Transactions have to work across all code in a process, so we have to make sure that a mix of code compiled by different compilers works. Otherwise, you would have to have a single TM runtime library implementation. However, even though this is the default, it should still be possible to statically link an application and use link-time optimizations to inline everything. Alternatively, we have been discussing generating additional code paths for each transaction that run a particular TM algorithm/implementation but this hasn't been implemented yet.
Regarding load/store runtime overheads, the function calls are part of it but synchronization overheads can be still higher, depending on TM algorithm and workload (e.g., if you get a cache miss when reading data modified previously on another core).
You can use TM with applications that handle threading via pthreads, so I guess your question was about performance of TM vs. locking via pthread mutexes. There is no general answer to that because it really depends on what kind of locking scheme you have, and what kind of synchronization workload your application encounters at runtime. Example 1:, well-tuned fine-granular locking can often perform better than generic SW-only implementations of TM (STM) -- unless you have a lot of read-sharing and pay for contention or cache ping-pong on your readlocks (in this case, the "invisible reads" used in many STMs are usually better). Example 2: Course-granular locking probably often has worse performance than a typical STM -- unless the thing you're protecting with the lock really is a sequential bottleneck, and there is no parallelism in there (in this case, better execute it as fast as possible). Overall, this might sound tricky, but you're facing the same issues as well when just using locks (should you use fine-granular or coarse-granular locking? should you use RW locks?).

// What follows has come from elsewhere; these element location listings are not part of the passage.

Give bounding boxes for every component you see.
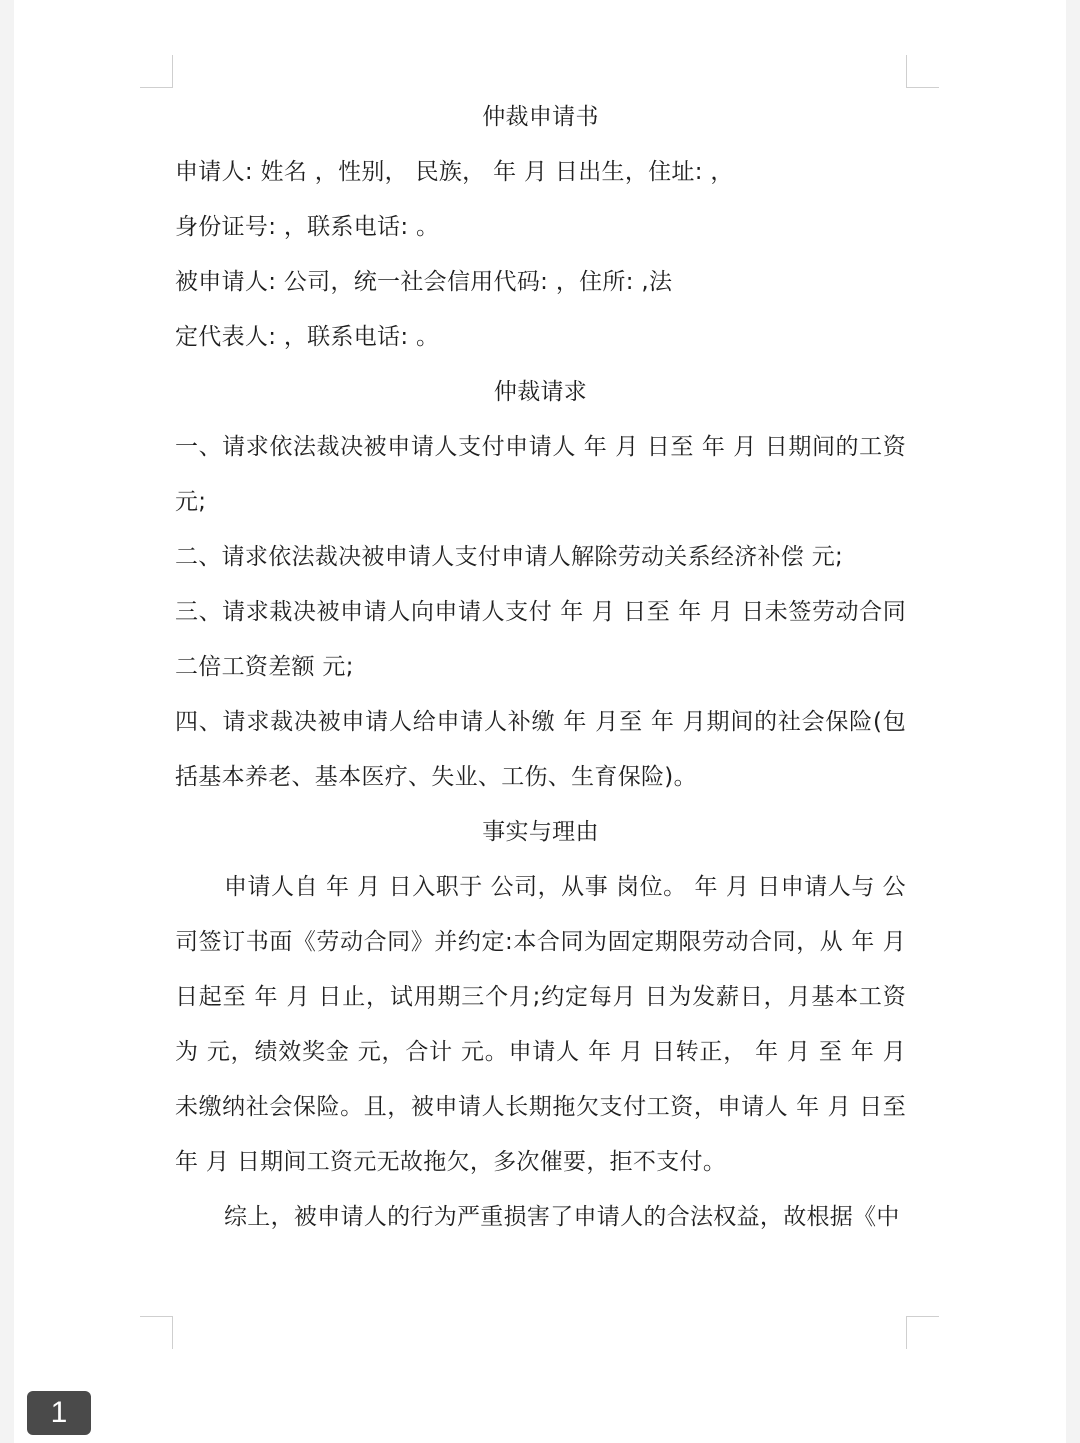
request-item-4: 四、请求裁决被申请人给申请人补缴 年 月至 年 月期间的社会保险(包括基本养老、基本医疗、失业、工伤、生育保险)。 bbox=[175, 709, 906, 790]
applicant-line-1: 申请人: 姓名 ，性别， 民族， 年 月 日出生，住址: ， bbox=[175, 159, 734, 185]
request-item-2: 二、请求依法裁决被申请人支付申请人解除劳动关系经济补偿 元; bbox=[175, 544, 844, 570]
respondent-line-1: 被申请人: 公司，统一社会信用代码: ，住所: ,法 bbox=[175, 269, 673, 295]
document-body bbox=[175, 90, 906, 1245]
facts-heading: 事实与理由 bbox=[482, 819, 599, 845]
request-item-1: 一、请求依法裁决被申请人支付申请人 年 月 日至 年 月 日期间的工资 元; bbox=[175, 434, 906, 515]
requests-heading: 仲裁请求 bbox=[493, 379, 588, 405]
margin-corner-top-right bbox=[906, 55, 939, 88]
facts-paragraph: 申请人自 年 月 日入职于 公司，从事 岗位。 年 月 日申请人与 公司签订书面《劳动合同》并约定:本合同为固定期限劳动合同，从 年 月 日起至 年 月 日止，试用期三个月;约定每月 日为发薪日，月基本工资为 元，绩效奖金 元，合计 元。申请人 年 月 日转正， 年 月 至 年 月未缴纳社会保险。且，被申请人长期拖欠支付工资，申请人 年 月 日至 年 月 日期间工资元无故拖欠，多次催要，拒不支付。 bbox=[175, 874, 906, 1175]
respondent-line-2: 定代表人: ，联系电话: 。 bbox=[175, 324, 440, 350]
request-item-3: 三、请求栽决被申请人向申请人支付 年 月 日至 年 月 日未签劳动合同二倍工资差额 元; bbox=[175, 599, 906, 680]
margin-corner-bottom-right bbox=[906, 1316, 939, 1349]
document-title: 仲裁申请书 bbox=[482, 104, 599, 130]
applicant-line-2: 身份证号: ，联系电话: 。 bbox=[175, 214, 440, 240]
margin-corner-top-left bbox=[140, 55, 173, 88]
page-number-badge[interactable]: 1 bbox=[27, 1391, 91, 1435]
document-page bbox=[14, 0, 1066, 1443]
margin-corner-bottom-left bbox=[140, 1316, 173, 1349]
conclusion-paragraph: 综上，被申请人的行为严重损害了申请人的合法权益，故根据《中 bbox=[224, 1204, 900, 1230]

What TM tries to do is to give the programmer a simple way to synchronize between nontrivial operations, with best-effort performance. Given that optimizing synchronization is tricky and time-consuming, TM might even give you better performance than implementing something custom when having a normal (aka small) development-effort budget for synchronization. With TM, you declare what synchronizes, but not how this is implemented. In turn, you can benefit from improvements in the generic TM implementations without changing anything in your program. So, TM is supposed to give you better options in the trade-off between development effort and performance. And if you would get HW support for TM (e.g., like on IBM BlueGene), then performance differences between locking and TM will become even smaller and development effort might be the significant factor.